China’s electrical vehicle industry is expected to see rapid growth next year. China Association of Automobile Manufacturers (CAAM) predicts sales topping 1.8 million units next year, compared to an estimated 1.29 million units for the whole of 2020, marking a growth of 40%.
China’s interest for green cars is mounting. With government backed incentives, the industry is expected to keep growing aggressively. NEV (New energy vehicles) buyers in China are eligible to enjoy a 10 percent consumption tax cut. Beijing further offers a cash subsidy of about 22,500 CNY (~3,500 USD) for the purchase of an electric car, as long as the driving range is more than 400 km on a single charge. In Shanghai, the local government gives buyers of NEV’s free license car plates, which otherwise needs to be bought at a cost of around 90,000 CNY (~14,000 USD).
As a part of China’s new 5-year plan (which will be released in its full extent in March 2021), the Government called for a continuous green transformation of production and people’s lifestyles. The clear ambition brings tons of opportunities for companies within the Energy & Environment sector, producers of electrical vehicles being one clear winner. By 2025, deliveries of green cars are expected to account for a fifth of the market, up from less than 5 percent in 2019.
Many new players are joining the race to grab a share of China’s gigantic car market. The three Chinese NEV brands NIO, Xpeng and Li Auto, listed on the New York Stock Exchange, has seen a rapid interest increase lately. Now, the list of the world’s most valuable automakers has been reshuffled. NIO has a market cap (as of December 2020) of 66 billion USD, while Xpeng and Li Auto are valuated to 34 billion USD and 28 billion USD respectively. Putting this into perspective, we find Ford’s market cap being 36 billion USD and Nissan 22 billion USD. Adding to that, Tesla targets the Chinese market more and more, with the initial production of their newest model, Model Y, already in production at Tesla’s enormous Gigafactory in Shanghai.
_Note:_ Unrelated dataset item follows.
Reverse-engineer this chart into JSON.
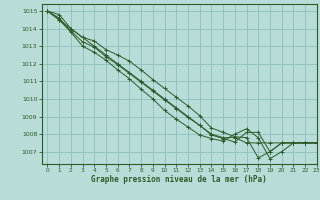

To further build the hype around China’s NEV market, it is reported that Baidu is considering making its own NEV’s, and have held discussions with several carmakers about the possibilities of collaborating on this co-development. Baidu, which is commonly referred to as “China’s Google”, are the latest tech-firm to join the race for developing smart cars. Building cars would mark a checkpoint of dramatic development in Baidu’s push to diversify income streams.
However, Chinese carmakers need to overcome a shortage of semiconductors (caused by the COVID pandemic) before being able to rev up the production next year. Lockdowns in Europe has disrupted the production of semiconductors, which is a key component for all carmakers and car parts suppliers, including the Chinese ones. Some assemblers might be forced to reduce, or even halt output completely, unless the bottleneck of semiconductors is being solved.
In conclusion, the sales of Chinese electrical vehicles are expected to rise dramatically next year. Driven by a desire to transform China to a more climate neutral and green nation, the government offers highly lucrative incentives for its citizens. Many companies are now trying to grab a share of China’s huge car market, but they all face a shortage of semiconductors which has to be solved before ramping up the production.